Children in grades K–3 also take part in school-wide servicelearning initiatives that help to encourage positive self-esteem, develop global understanding, and build school spirit. Interested second and third grade students are able to join the First Program Human Rights Club. Initially created by students, children learn firsthand about fundamental rights and responsibilities and develop and initiate fundraising projects on the local and global levels.
KINDERGARTEN
Beginning in Kindergarten, each House and Grade Level Team develops at least one service-based project or initiative each year. Such activities include studies in Kindergarten that relate to food, clothing, and shelter, becoming rich learning opportunities to extend the children’s understanding of individuals within their immediate environment who may lack these essentials. The children problem-solve possible solutions, and this, in turn, leads to the development of ongoing exchanges between Kindergarten classes at Dalton and city-based organizations that provide services to those in need, such as Homes for the Homeless and the Yorkville Common Pantry.

FIRST GRADE
The mission of the first-grade service-learning curriculum is to provide first graders with opportunities for responsible citizenship, where a passion for a just and equitable world is cultivated. Students engage in a variety of activities where they enjoy a spirit of cooperation and a sense of local and global citizenship.
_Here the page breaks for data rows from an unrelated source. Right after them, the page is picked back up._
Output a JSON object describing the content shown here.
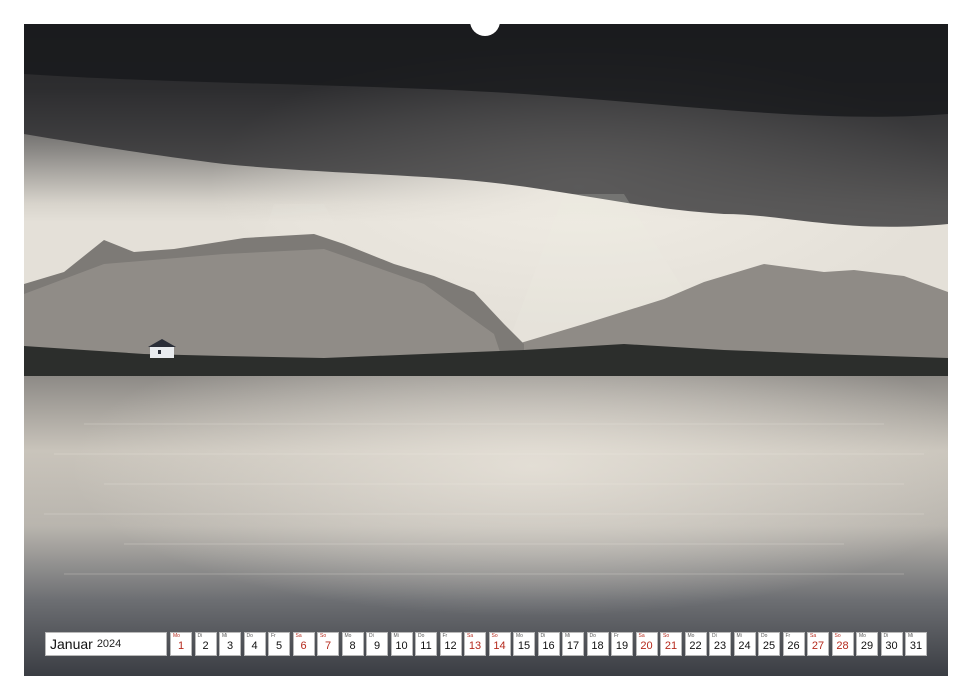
{
  "calendar": {
    "month": "Januar",
    "year": "2024",
    "days": [
      {
        "wd": "Mo",
        "num": "1",
        "red": true
      },
      {
        "wd": "Di",
        "num": "2",
        "red": false
      },
      {
        "wd": "Mi",
        "num": "3",
        "red": false
      },
      {
        "wd": "Do",
        "num": "4",
        "red": false
      },
      {
        "wd": "Fr",
        "num": "5",
        "red": false
      },
      {
        "wd": "Sa",
        "num": "6",
        "red": true
      },
      {
        "wd": "So",
        "num": "7",
        "red": true
      },
      {
        "wd": "Mo",
        "num": "8",
        "red": false
      },
      {
        "wd": "Di",
        "num": "9",
        "red": false
      },
      {
        "wd": "Mi",
        "num": "10",
        "red": false
      },
      {
        "wd": "Do",
        "num": "11",
        "red": false
      },
      {
        "wd": "Fr",
        "num": "12",
        "red": false
      },
      {
        "wd": "Sa",
        "num": "13",
        "red": true
      },
      {
        "wd": "So",
        "num": "14",
        "red": true
      },
      {
        "wd": "Mo",
        "num": "15",
        "red": false
      },
      {
        "wd": "Di",
        "num": "16",
        "red": false
      },
      {
        "wd": "Mi",
        "num": "17",
        "red": false
      },
      {
        "wd": "Do",
        "num": "18",
        "red": false
      },
      {
        "wd": "Fr",
        "num": "19",
        "red": false
      },
      {
        "wd": "Sa",
        "num": "20",
        "red": true
      },
      {
        "wd": "So",
        "num": "21",
        "red": true
      },
      {
        "wd": "Mo",
        "num": "22",
        "red": false
      },
      {
        "wd": "Di",
        "num": "23",
        "red": false
      },
      {
        "wd": "Mi",
        "num": "24",
        "red": false
      },
      {
        "wd": "Do",
        "num": "25",
        "red": false
      },
      {
        "wd": "Fr",
        "num": "26",
        "red": false
      },
      {
        "wd": "Sa",
        "num": "27",
        "red": true
      },
      {
        "wd": "So",
        "num": "28",
        "red": true
      },
      {
        "wd": "Mo",
        "num": "29",
        "red": false
      },
      {
        "wd": "Di",
        "num": "30",
        "red": false
      },
      {
        "wd": "Mi",
        "num": "31",
        "red": false
      }
    ]
  },
  "colors": {
    "weekend_red": "#b5291c",
    "binding_dot": "#2a2a2a"
  }
}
They participate in a walk-a-thon that raises funds to promote literacy in underserved communities and on Earth Day, donate reusable bags to a local grocery store.

SECOND GRADE
The second-grade service-learning goals include providing experiential opportunities that seek to broaden the children’s understanding of the world around them and their responsibility to the world. Emphasis has been placed on creating awareness about global issues related to sustainability. Students have taken actions within their own classrooms, homes, and communities to reduce pollution and overuse of resources and have pledged to encourage others to do the same. Students also focus on ways to help the earth in their everyday lives at home and school. As a grade, they work together to create informative oral and video presentations about the importance of the three “R”s (reducing, reusing, recycling) and also participate in organizing a school-wide battery drive.
THIRD GRADE
For third graders, service-learning experiences provide children opportunities to learn about communities outside their own, establish a connection with members of that community, develop an awareness of alternate perspectives, discuss similarities and differences, identify injustices, and take action to participate in efforts that support the needs of that community. Examples include leading a Coins for Change drive at First Program and organizing a student Roundtable for the distribution of funds that are collected. Third grade students take on a leadership role by helping their classmates to identify meaningful causes and to research specific institutions related to those causes. They organize a division-wide election that helps the whole community to participate in the decision-making process for distributing the funds, which are later donated to various charitable organizations.